Thursday, October 12, 2006

Metamophosis by Franz Kafka


Synopsis: Gregor Samsa, a travelling salesman and a responsible son, wakes up one morning to find himself having metamophosized into a cockroach. The story reveals the responses of his parents and amily, and the situations that take place after.

I've always been wanting to read this short story eversince I'd encountered an excerpt of it in a literature guide I once had in secondary school. Now that I've finally come to read it I am rather intrigued by the whole new, well, genre, it presents. I can't seem to place it anywhere actually, perhaps somewhere between fantasy and a sort of moral rhetoric, which really, encompasses everything. I haven't really given much thought about it, but it is a sad tale. There's a strong intuition of hope that comes along with Gregor Samsa being turned into a cockroach[of all insects, but perhaps, there's a reason] but yet a deep-seated premonition of his situation having gone beyond the 'point-of-no-return'. There is no resolution to the story--Gregor, does not, by some miraculous stroke return to his human form just as he miraculously turned into an exo-skeletal being. Instead, we see his struggles, and how his metamorphosis is progressively wholistic--in that it first tackles his physicalities and then his habits, he gets farther and farther away from being human in form and at the same time, the humanity that surrounds him, his family, gets more and more frustrated and intolerant of his presence and their feelings of hostility--they can no longer believe the roach is Gregor--climax when at the end of the story they are convinced that they must get rid of him. Prophetically enough, Gregor dies the next morning. It is a short story but heaved heavy with melancholy. The reader plows through the pages asking when, when, when Gregor will return and the pages can conclude with a happily ever after. Instead the entire development begs one to consider what humanity consists of. Through the metamorphosis of Gregor, we, as the readers, know that Gregor is innately human by his thoughts. Of course, his family cannot read his mind, let alone communicate with him and only from his appearance do they feel that Gregor is no more Gregor. And so Kafka leads us to really think what humanity is. For Gregor, he was still himself, human as ever despite his looks.

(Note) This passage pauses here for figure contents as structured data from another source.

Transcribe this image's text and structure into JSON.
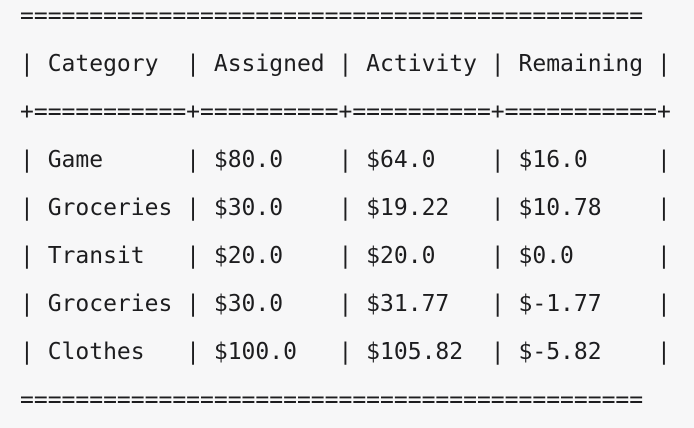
{
  "border_top": "=============================================",
  "header_row": "| Category  | Assigned | Activity | Remaining |",
  "header_sep": "+===========+==========+==========+===========+",
  "rows": [
    "| Game      | $80.0    | $64.0    | $16.0     |",
    "| Groceries | $30.0    | $19.22   | $10.78    |",
    "| Transit   | $20.0    | $20.0    | $0.0      |",
    "| Groceries | $30.0    | $31.77   | $-1.77    |",
    "| Clothes   | $100.0   | $105.82  | $-5.82    |"
  ],
  "border_bottom": "============================================="
}
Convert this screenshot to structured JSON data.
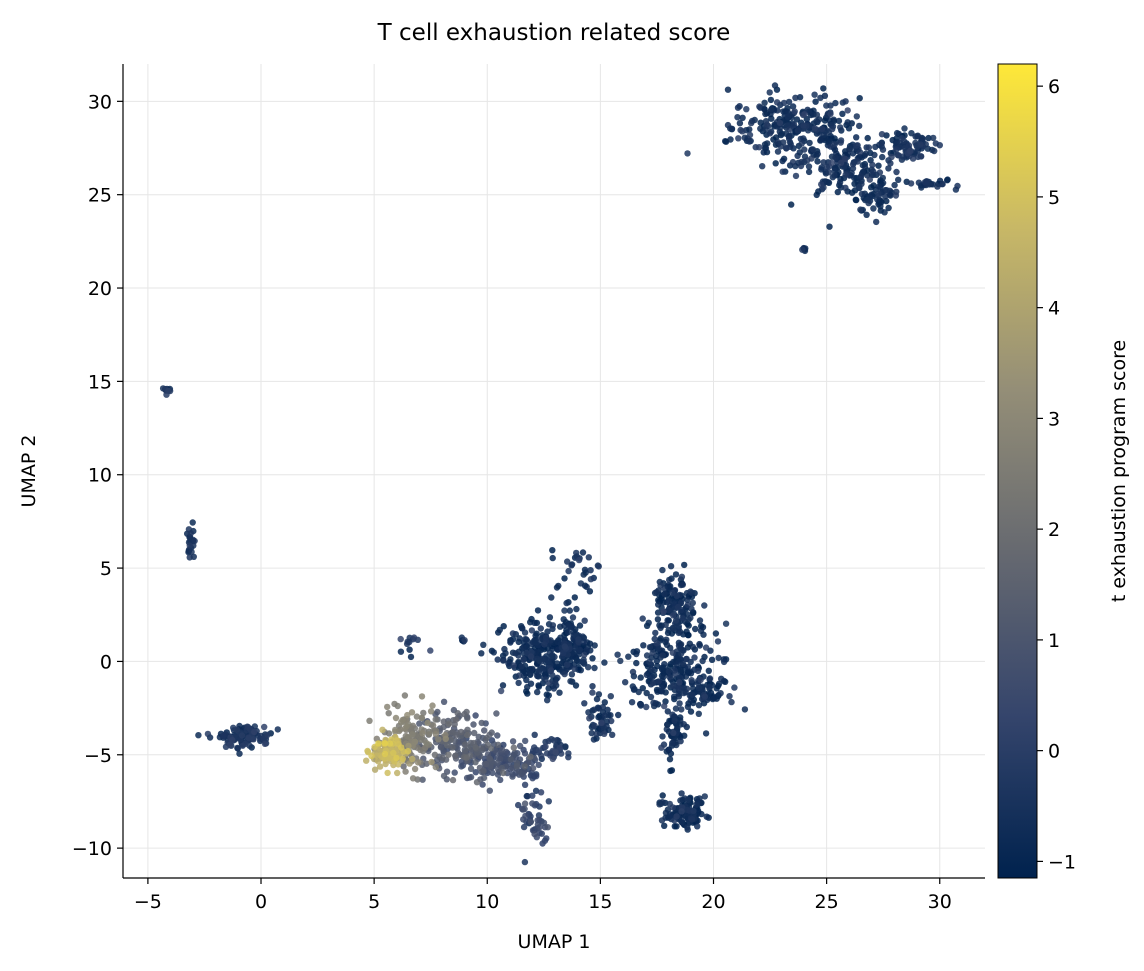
{
  "chart_data": {
    "type": "scatter",
    "title": "T cell exhaustion related score",
    "xlabel": "UMAP 1",
    "ylabel": "UMAP 2",
    "xlim": [
      -6.1,
      32.0
    ],
    "ylim": [
      -11.6,
      32.0
    ],
    "xticks": [
      -5,
      0,
      5,
      10,
      15,
      20,
      25,
      30
    ],
    "yticks": [
      -10,
      -5,
      0,
      5,
      10,
      15,
      20,
      25,
      30
    ],
    "xtick_labels": [
      "−5",
      "0",
      "5",
      "10",
      "15",
      "20",
      "25",
      "30"
    ],
    "ytick_labels": [
      "−10",
      "−5",
      "0",
      "5",
      "10",
      "15",
      "20",
      "25",
      "30"
    ],
    "grid": true,
    "colorbar": {
      "label": "t exhaustion program score",
      "colormap": "cividis",
      "min": -1.15,
      "max": 6.2,
      "ticks": [
        -1,
        0,
        1,
        2,
        3,
        4,
        5,
        6
      ],
      "tick_labels": [
        "−1",
        "0",
        "1",
        "2",
        "3",
        "4",
        "5",
        "6"
      ],
      "color_stops": [
        "#00224e",
        "#35456c",
        "#666970",
        "#948e77",
        "#c8b866",
        "#fee838"
      ]
    },
    "clusters": [
      {
        "cx": 23.6,
        "cy": 28.6,
        "sx": 1.4,
        "sy": 0.9,
        "n": 260,
        "score": -0.8
      },
      {
        "cx": 25.7,
        "cy": 26.5,
        "sx": 1.0,
        "sy": 0.8,
        "n": 160,
        "score": -0.8
      },
      {
        "cx": 27.2,
        "cy": 25.0,
        "sx": 0.5,
        "sy": 0.5,
        "n": 50,
        "score": -0.8
      },
      {
        "cx": 28.6,
        "cy": 27.6,
        "sx": 0.6,
        "sy": 0.4,
        "n": 80,
        "score": -0.8
      },
      {
        "cx": 29.5,
        "cy": 25.6,
        "sx": 0.6,
        "sy": 0.15,
        "n": 25,
        "score": -0.8
      },
      {
        "cx": 24.0,
        "cy": 22.1,
        "sx": 0.05,
        "sy": 0.05,
        "n": 6,
        "score": -0.8
      },
      {
        "cx": -4.2,
        "cy": 14.6,
        "sx": 0.1,
        "sy": 0.15,
        "n": 10,
        "score": -0.6
      },
      {
        "cx": -3.1,
        "cy": 6.3,
        "sx": 0.1,
        "sy": 0.5,
        "n": 22,
        "score": -0.5
      },
      {
        "cx": -0.7,
        "cy": -4.0,
        "sx": 0.55,
        "sy": 0.3,
        "n": 110,
        "score": -0.6
      },
      {
        "cx": 6.7,
        "cy": 0.9,
        "sx": 0.3,
        "sy": 0.3,
        "n": 12,
        "score": -0.3
      },
      {
        "cx": 8.9,
        "cy": 1.1,
        "sx": 0.06,
        "sy": 0.08,
        "n": 5,
        "score": -0.5
      },
      {
        "cx": 5.6,
        "cy": -4.9,
        "sx": 0.4,
        "sy": 0.45,
        "n": 90,
        "score": 4.6
      },
      {
        "cx": 6.6,
        "cy": -4.2,
        "sx": 0.6,
        "sy": 0.8,
        "n": 130,
        "score": 2.6
      },
      {
        "cx": 8.6,
        "cy": -4.4,
        "sx": 0.9,
        "sy": 0.8,
        "n": 170,
        "score": 1.2
      },
      {
        "cx": 10.6,
        "cy": -5.3,
        "sx": 0.8,
        "sy": 0.6,
        "n": 130,
        "score": 0.7
      },
      {
        "cx": 12.8,
        "cy": -4.8,
        "sx": 0.5,
        "sy": 0.4,
        "n": 40,
        "score": -0.2
      },
      {
        "cx": 11.9,
        "cy": -7.4,
        "sx": 0.3,
        "sy": 1.2,
        "n": 45,
        "score": 0.1
      },
      {
        "cx": 12.3,
        "cy": -9.0,
        "sx": 0.2,
        "sy": 0.4,
        "n": 15,
        "score": 0.5
      },
      {
        "cx": 12.5,
        "cy": 0.2,
        "sx": 0.9,
        "sy": 0.9,
        "n": 280,
        "score": -0.9
      },
      {
        "cx": 13.8,
        "cy": 1.0,
        "sx": 0.35,
        "sy": 0.7,
        "n": 80,
        "score": -0.8
      },
      {
        "cx": 14.0,
        "cy": 4.8,
        "sx": 0.6,
        "sy": 0.7,
        "n": 30,
        "score": -0.8
      },
      {
        "cx": 15.0,
        "cy": -3.0,
        "sx": 0.3,
        "sy": 0.6,
        "n": 45,
        "score": -0.8
      },
      {
        "cx": 18.3,
        "cy": 3.0,
        "sx": 0.5,
        "sy": 0.8,
        "n": 130,
        "score": -0.9
      },
      {
        "cx": 18.2,
        "cy": -0.5,
        "sx": 1.0,
        "sy": 1.2,
        "n": 250,
        "score": -0.9
      },
      {
        "cx": 19.6,
        "cy": -1.6,
        "sx": 0.5,
        "sy": 0.4,
        "n": 50,
        "score": -0.9
      },
      {
        "cx": 18.2,
        "cy": -3.9,
        "sx": 0.25,
        "sy": 0.7,
        "n": 50,
        "score": -0.9
      },
      {
        "cx": 18.7,
        "cy": -8.1,
        "sx": 0.45,
        "sy": 0.4,
        "n": 120,
        "score": -0.9
      }
    ]
  }
}
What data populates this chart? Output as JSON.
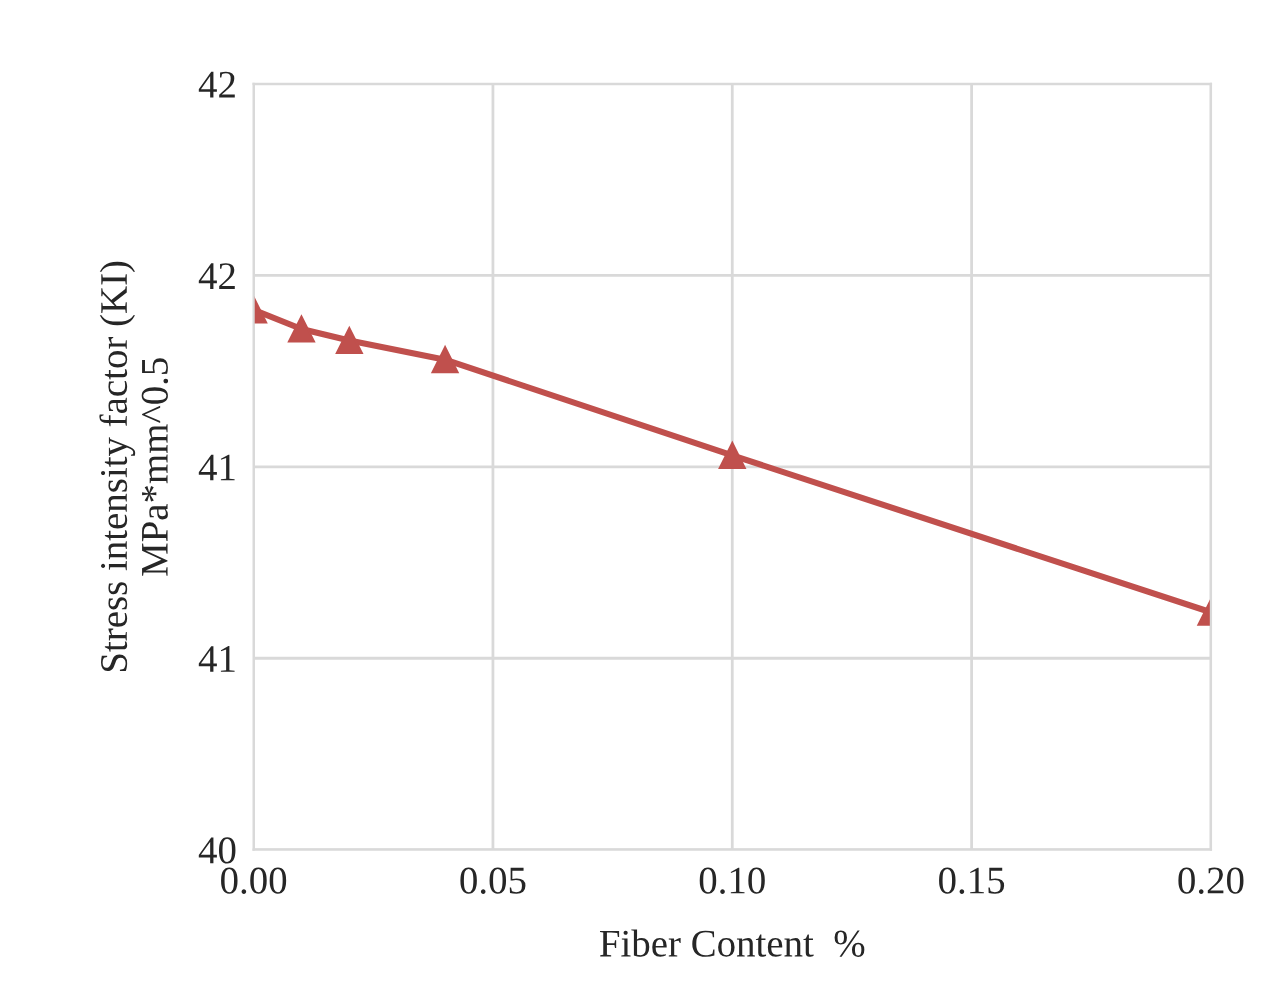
{
  "chart_data": {
    "type": "line",
    "xlabel": "Fiber Content  %",
    "ylabel": "Stress intensity factor (KI)\nMPa*mm^0.5",
    "x": [
      0,
      0.01,
      0.02,
      0.04,
      0.1,
      0.2
    ],
    "series": [
      {
        "color": "#c0504d",
        "values": [
          41.41,
          41.36,
          41.33,
          41.28,
          41.03,
          40.62
        ]
      }
    ],
    "xlim": [
      0,
      0.2
    ],
    "xticks": [
      {
        "value": 0,
        "label": "0.00"
      },
      {
        "value": 0.05,
        "label": "0.05"
      },
      {
        "value": 0.1,
        "label": "0.10"
      },
      {
        "value": 0.15,
        "label": "0.15"
      },
      {
        "value": 0.2,
        "label": "0.20"
      }
    ],
    "ylim": [
      40,
      42
    ],
    "yticks": [
      40,
      {
        "value": 40.5,
        "label": "41"
      },
      41,
      {
        "value": 41.5,
        "label": "42"
      },
      42
    ],
    "grid": true,
    "marker": "triangle",
    "line_style": "solid",
    "legend": false
  }
}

It is a terse, short story and I believe much more is to be gleaned off its pages. For now, let me think.

Sunday, October 08, 2006

Huzzah!

For books are more than books, they are the life
The very heart and core of ages past,
The reason why men lived and worked and died,
The essence and quintessence of their lives.
-Amy Lowell, Boston Athenaeum


We are on our maiden post. For the love of books this page was created, and for the love of ideas, these words are penned.

Books; stories, poems, nursery rhymes, practical critcism, literary discourse, all these and more are just the few things associated with books. They have always been such a vital force in my life, and one of my first loves. Everyone reads, and it is without a shadow of doubt that I say that, be it the newspapers or a classic novel, the poem or the comic, the magazine or the play, life is reflected through any page that bears words. It is a love for life, not an obsession, but an admiration of its joys and jubilations or an interest in its twists and turns of irony or fatality--that leads us to read. Books read us too, and decide to relate to us on a level that we can function. Reading a fairytale when one is 5 says alot about good and evil and their ends, reading a fairytale at 25 could make you see the reality of the human condition reflected in these simplistic [or maybe not] works. Books grow with us, but more specifically the ideas they contain, which is why ideas will remain a vital element here. This collection of book reviews and ideas will take time to build up, and I believe that I too will grow and change in my opinions on certain elements of the things I read and the ideas I attain, but nonetheless, I know my love for books will remain. I close with a quote of Francis Bacon, that runs along the lines of how it is that porridge should be eaten hot, and ice cream eaten cold:

Some books are to be tasted, others to be swallowed, and some few to be chewed on and digested.